Friday, November 25, 2016


This is coolbert:

Came across this one quite by accident. From the wiki in part WHY the German did not resort to chemical weapons during the Second World War [WW2]:

"the Allies knew the Germans had quantities of Gas Blau available for use in the defense of the Atlantic Wall. The use of nerve gas on the Normandy beachhead would have seriously impeded the Allies and possibly caused the invasion to fail altogether. [that question being asked] 'Why was nerve gas not used in Normandy?' [as asked of] Hermann Göring . . . Göring answered that the reason gas was not used had to do with horses. The Wehrmacht was dependent upon horse-drawn transport to move supplies to their combat units, and had never been able to devise a gas mask horses could tolerate; the versions they developed would not pass enough pure air to allow the horses to pull a cart. Thus, gas was of no use to the German Army under most conditions".


* Gas Blau not a toxic chemical warfare agent? Used for inflating balloons and dirigibles and not lethal on the battlefield?

* Germany prior to what is commonly perceived during the Second World War highly dependent on horses as prime-movers.

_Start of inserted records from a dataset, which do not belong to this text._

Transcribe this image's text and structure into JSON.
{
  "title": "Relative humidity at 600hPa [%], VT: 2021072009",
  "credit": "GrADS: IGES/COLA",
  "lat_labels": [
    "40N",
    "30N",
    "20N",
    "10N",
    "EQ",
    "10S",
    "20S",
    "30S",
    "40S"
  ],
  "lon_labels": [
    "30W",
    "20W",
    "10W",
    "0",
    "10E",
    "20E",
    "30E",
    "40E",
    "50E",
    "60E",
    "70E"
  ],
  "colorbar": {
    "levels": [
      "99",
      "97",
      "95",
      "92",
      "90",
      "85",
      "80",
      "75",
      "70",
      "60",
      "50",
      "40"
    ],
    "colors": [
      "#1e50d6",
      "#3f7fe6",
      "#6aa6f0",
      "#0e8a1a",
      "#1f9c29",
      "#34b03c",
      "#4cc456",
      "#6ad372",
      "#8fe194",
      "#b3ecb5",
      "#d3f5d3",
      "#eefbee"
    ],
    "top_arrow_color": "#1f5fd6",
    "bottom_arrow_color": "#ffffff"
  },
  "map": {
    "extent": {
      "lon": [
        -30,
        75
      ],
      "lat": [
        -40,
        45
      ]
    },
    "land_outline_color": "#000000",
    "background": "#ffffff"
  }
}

* My understanding has always been that the Germans also believed the allies had nerve gas. The allies did not have nerve gas, but the German did believe so. That threat of retaliation in kind enough to dissuade the German chemical weapons. Perception is reality more so than reality is fact?

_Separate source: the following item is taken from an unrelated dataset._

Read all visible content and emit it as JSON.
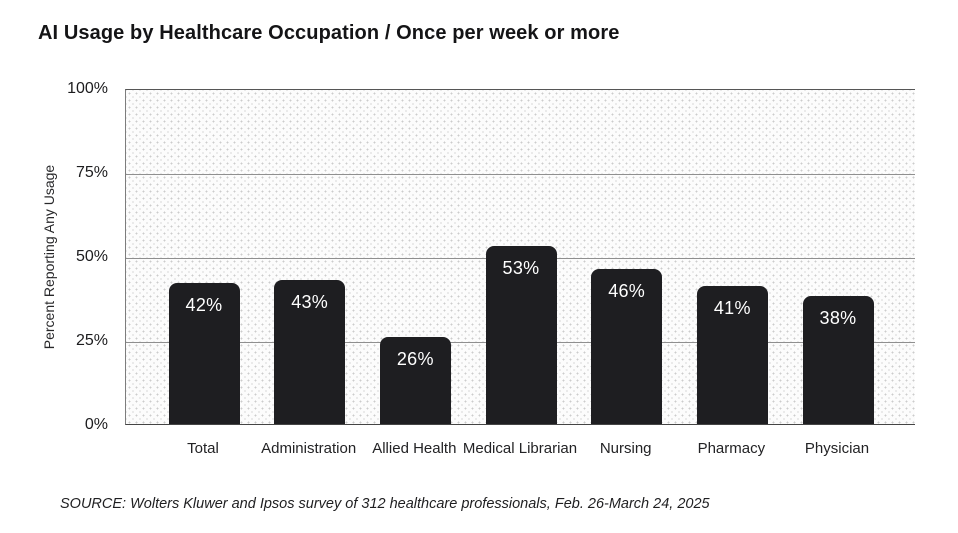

* Allies when landing at Normandy having issued to their troops the antidote for bio toxin poisoning. Allied troop uniforms also treated with the chemical CC-2. Further protection against poison gas attack of the blister agent variety. CC-2 also resulting in the troop having a terrible odor and stink most foul about him for a prolonged period.

To war with horse but no gas mask for horse and no poison gas? Can it be so?


1 comment:

Steiner said...

No. German nerve agents could have been delivered by the V-1 or V-2, no horses necessary. The reason was Hitler's personal opposition to the use of such weapons arising, according to Albert Speer among others, from battlefield experience in WW1. The same for radiation "salting" of potential landing sites in Sicily and Italy, which was also considered prior to those campaigns.